Field Optionality Type Description
id Required string Event identifier from the event notification to which this response corresponds.
status Required numeric HTTP status code Numeric HTTP response code to indicate success or failure of the event notification within the subscribing app. Any 2xx code indicates success, any other code indicates failure. 
{
  "id": "q9v3jubddqt63n1",
  "status": "200"
}

webhook and websocket Event Notification Sequence

EventNotificationSequence.png
Figure: Event Notification flow diagram

Event Notification Errors

If the subscriber cannot follow the context of the event, for instance due to an error or a deliberate choice to not follow a context, the subscriber SHALL communicate the error to the Hub in one of two ways.

  • Responding to the event notification with an HTTP error status code as described in Event Notification Response.
  • Responding to the event notification with an HTTP 202 (Accepted) as described above, then, once experiencing the error or refusing the change, send a syncerror event to the Hub. If the application cannot determine whether it will follow context within 10 seconds after reception of the event it SHOULD send a syncerror event.

If the Hub receives an error notification from a subscriber, it SHALL generate a syncerror event to the other subscribers of that topic. syncerror events are like other events in that they need to be subscribed to in order for an app to receive the notifications and they have the same structure as other events, the context being a single FHIR OperationOutcome resource.

The figure below illustrates the webhook and websocket Event Notification Error Sequence.

ErrorSequence.png
Figure: Event Notification Error flow diagram

More information on the source of notification errors and how to resolve them can be found in Synchronization Considerations.

More information on the source of notification errors and how to resolve them can be found in Synchronization Considerations.

Hub Generated syncerror Events

In addition to distributing syncerror events sent by one application to other subscribed applications, the Hub MAY generate and communicate syncerror events to applications under the following conditions –

  1. A subscribed application’s WebSocket connection is closed with any Connection Close Reason other than 1000 (normal closure) or 1001 (going away) (see WebSocket RFC and WebSocket Status Codes)

  2. And, the subscribed application, does not respond to a FHIRcast event within 10 seconds or an order of magnitude lower than the subscription time-out.

Implementer input is solicited on the amount and specificity of time, in the above.

syncerror events are distributed only to applications which have subscribed to syncerrors.

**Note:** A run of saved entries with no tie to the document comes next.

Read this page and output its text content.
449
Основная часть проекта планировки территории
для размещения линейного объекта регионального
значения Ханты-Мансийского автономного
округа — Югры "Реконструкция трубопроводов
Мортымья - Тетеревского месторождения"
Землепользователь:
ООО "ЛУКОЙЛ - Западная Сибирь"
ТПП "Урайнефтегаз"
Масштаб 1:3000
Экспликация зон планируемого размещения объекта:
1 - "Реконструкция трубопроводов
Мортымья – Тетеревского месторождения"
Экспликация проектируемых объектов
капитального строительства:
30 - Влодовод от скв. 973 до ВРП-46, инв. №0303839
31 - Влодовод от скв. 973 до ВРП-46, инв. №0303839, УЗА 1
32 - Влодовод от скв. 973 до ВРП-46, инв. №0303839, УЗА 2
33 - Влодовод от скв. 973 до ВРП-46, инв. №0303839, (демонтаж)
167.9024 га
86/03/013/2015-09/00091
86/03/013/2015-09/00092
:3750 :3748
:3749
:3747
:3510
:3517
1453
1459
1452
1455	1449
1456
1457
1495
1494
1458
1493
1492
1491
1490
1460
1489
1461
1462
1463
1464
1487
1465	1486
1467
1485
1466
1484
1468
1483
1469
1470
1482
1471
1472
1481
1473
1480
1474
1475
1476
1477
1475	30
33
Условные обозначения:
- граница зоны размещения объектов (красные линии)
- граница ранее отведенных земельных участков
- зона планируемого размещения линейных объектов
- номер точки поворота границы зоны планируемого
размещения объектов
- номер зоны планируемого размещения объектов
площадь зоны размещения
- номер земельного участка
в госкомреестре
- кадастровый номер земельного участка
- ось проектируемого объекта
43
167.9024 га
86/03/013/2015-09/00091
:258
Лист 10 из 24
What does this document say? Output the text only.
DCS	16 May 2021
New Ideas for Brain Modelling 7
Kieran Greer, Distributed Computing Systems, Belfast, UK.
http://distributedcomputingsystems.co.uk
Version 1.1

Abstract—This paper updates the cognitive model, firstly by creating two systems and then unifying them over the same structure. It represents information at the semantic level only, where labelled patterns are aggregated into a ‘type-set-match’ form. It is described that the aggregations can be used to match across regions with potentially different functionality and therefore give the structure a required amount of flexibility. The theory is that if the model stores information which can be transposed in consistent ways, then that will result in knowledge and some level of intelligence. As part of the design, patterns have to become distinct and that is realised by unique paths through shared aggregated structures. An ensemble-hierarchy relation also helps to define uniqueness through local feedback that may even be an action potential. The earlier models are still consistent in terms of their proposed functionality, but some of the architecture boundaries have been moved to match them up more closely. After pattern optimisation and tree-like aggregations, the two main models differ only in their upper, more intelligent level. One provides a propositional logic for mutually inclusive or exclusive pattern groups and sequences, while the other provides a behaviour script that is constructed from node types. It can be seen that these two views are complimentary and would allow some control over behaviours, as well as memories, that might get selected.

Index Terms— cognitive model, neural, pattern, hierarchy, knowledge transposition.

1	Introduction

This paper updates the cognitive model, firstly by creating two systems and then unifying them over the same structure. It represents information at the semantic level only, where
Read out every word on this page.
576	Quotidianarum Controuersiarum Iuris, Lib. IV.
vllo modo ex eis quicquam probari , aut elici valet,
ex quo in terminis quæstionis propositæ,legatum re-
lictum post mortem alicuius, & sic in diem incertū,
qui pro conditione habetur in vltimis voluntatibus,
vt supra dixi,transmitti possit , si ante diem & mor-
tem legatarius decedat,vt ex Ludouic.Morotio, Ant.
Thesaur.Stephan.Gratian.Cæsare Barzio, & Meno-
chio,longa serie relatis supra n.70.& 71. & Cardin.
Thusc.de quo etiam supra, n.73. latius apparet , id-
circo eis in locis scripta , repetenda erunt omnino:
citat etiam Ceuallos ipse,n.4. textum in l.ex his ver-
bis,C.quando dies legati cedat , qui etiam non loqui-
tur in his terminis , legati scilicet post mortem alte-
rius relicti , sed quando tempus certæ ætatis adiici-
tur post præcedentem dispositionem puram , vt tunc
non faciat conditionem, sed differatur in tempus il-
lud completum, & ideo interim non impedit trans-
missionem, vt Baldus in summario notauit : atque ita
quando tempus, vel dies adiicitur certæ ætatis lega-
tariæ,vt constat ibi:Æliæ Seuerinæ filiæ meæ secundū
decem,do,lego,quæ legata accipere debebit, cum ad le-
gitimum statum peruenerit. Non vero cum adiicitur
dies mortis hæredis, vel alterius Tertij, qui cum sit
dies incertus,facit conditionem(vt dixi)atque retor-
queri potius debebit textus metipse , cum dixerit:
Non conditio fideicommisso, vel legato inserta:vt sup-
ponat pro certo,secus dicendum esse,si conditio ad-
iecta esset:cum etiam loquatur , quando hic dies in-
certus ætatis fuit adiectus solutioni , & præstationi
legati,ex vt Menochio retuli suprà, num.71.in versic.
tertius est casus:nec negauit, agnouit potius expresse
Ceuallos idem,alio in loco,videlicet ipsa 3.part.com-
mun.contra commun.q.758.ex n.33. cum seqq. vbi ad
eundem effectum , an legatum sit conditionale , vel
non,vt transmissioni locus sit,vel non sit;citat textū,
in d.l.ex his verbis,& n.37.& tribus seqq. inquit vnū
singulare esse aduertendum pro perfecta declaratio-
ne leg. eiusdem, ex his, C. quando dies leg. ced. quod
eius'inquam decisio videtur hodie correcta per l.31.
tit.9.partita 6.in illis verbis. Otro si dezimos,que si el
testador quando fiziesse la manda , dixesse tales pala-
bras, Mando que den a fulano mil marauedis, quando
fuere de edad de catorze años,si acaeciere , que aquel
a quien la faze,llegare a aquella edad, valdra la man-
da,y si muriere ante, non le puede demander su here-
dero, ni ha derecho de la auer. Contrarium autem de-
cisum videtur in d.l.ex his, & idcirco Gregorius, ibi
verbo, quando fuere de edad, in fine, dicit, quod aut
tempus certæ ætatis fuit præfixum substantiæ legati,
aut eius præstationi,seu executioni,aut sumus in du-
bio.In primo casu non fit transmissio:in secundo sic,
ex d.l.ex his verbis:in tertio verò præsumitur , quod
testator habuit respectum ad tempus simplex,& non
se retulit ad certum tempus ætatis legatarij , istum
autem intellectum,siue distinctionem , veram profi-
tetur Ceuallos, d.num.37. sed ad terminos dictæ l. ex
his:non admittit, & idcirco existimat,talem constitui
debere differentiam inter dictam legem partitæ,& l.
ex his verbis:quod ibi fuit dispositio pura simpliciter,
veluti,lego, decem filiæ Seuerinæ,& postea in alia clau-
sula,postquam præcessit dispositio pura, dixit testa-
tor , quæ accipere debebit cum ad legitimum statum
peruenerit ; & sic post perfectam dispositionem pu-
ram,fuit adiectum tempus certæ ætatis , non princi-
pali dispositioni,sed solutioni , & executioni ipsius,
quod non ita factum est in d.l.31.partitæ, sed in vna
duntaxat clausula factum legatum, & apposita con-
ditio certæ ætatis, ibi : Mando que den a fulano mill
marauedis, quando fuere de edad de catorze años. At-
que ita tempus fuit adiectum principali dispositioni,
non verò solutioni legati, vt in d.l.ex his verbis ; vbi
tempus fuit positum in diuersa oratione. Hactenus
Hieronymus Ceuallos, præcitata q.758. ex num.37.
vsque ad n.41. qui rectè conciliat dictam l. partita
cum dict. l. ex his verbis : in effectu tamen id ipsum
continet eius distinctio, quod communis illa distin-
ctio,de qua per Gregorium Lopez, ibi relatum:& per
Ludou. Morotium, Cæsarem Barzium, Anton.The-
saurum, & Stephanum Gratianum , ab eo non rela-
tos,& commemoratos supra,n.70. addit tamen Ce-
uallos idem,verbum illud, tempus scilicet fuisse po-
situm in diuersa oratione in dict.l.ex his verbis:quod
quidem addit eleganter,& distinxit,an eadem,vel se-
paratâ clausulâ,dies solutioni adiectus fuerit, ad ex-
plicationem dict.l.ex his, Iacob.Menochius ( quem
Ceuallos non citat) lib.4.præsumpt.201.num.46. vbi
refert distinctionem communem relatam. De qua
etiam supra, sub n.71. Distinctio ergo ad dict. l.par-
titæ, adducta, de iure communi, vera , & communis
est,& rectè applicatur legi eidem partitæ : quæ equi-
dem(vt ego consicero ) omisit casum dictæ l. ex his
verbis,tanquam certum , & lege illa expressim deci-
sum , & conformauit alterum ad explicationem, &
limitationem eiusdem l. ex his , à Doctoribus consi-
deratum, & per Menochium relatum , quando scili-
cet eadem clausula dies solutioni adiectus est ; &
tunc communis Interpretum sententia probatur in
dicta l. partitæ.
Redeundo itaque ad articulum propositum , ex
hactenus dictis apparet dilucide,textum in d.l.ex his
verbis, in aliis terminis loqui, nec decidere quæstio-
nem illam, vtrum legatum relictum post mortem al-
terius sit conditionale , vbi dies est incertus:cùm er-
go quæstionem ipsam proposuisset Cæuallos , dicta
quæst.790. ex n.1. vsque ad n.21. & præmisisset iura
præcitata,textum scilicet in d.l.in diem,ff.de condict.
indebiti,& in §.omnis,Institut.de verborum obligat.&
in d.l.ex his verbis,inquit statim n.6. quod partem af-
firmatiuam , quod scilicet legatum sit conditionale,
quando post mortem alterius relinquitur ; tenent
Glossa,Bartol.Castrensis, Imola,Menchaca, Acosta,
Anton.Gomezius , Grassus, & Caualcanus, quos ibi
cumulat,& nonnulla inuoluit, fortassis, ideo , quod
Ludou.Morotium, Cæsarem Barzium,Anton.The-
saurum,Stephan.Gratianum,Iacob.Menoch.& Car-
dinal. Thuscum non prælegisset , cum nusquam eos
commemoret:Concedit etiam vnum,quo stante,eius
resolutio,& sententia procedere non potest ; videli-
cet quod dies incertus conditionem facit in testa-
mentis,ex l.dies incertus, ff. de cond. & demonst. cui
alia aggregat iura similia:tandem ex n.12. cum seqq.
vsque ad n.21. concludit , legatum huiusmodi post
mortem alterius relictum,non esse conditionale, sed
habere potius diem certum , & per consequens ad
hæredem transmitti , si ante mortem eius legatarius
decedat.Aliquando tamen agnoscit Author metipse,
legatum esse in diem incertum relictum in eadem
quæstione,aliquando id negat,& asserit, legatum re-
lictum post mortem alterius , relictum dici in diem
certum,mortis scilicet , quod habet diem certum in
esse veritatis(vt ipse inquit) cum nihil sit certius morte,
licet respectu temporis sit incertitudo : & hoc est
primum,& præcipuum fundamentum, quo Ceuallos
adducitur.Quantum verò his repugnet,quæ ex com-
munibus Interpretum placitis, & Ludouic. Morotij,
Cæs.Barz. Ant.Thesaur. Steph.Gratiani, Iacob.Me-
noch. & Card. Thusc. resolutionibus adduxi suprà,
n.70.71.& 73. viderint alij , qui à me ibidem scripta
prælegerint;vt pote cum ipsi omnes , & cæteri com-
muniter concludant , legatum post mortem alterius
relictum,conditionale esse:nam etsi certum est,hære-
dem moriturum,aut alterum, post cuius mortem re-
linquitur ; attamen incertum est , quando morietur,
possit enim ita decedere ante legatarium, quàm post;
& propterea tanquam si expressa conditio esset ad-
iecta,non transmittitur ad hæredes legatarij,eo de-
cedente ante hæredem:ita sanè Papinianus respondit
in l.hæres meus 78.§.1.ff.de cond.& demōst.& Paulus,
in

Upon communicating a syncerror resulting from an unresponsive app, the Hub SHALL unsubscribe the application.

The Hub SHALL NOT generate syncerror events in the following situations:

  1. If a client fails to respond to a heartbeat event
  2. The application closes its WebSocket connection to the Hub with a Connection Close Reason of 1000 (normal closure) or 1001 (going away).

During a normal shutdown of an application, it SHALL unsubscribe, and provide a WebSocket Connection Close Reason of 1000 and not rely upon the Hub recognizing and unsubscribing it as an unresponsive app.

Implementer feedback is solicited on Hub Generated `syncerror` Events particularly on the following topics:

  • after the first time a Hub has distributed a syncerror indicating that an application is not responsive, should the nonresponsive application be automatically unsubscribed (removed from the Hub’s list of applications subscribed to the topic)? This would avoid syncerror events being sent after subsequent operations; however, it may conflict with the approach of syncerror events generated by the Hub only being distributed to subscribers of the event which triggered the syncerror event to be generated.
  • should syncerror events generated by the Hub be distributed only to subscribers of the event which triggered the syncerror event to be generated? However, this could conflict automatically unsubscribe a non-responsive application after the initial syncerror is generated and distributed.
  • should all FHIRcast requests trigger syncerror events to be generated by the Hub for an unresponsive application or only when a context change is requested ([FHIR Resource]-open or [FHIR Resource]-close)?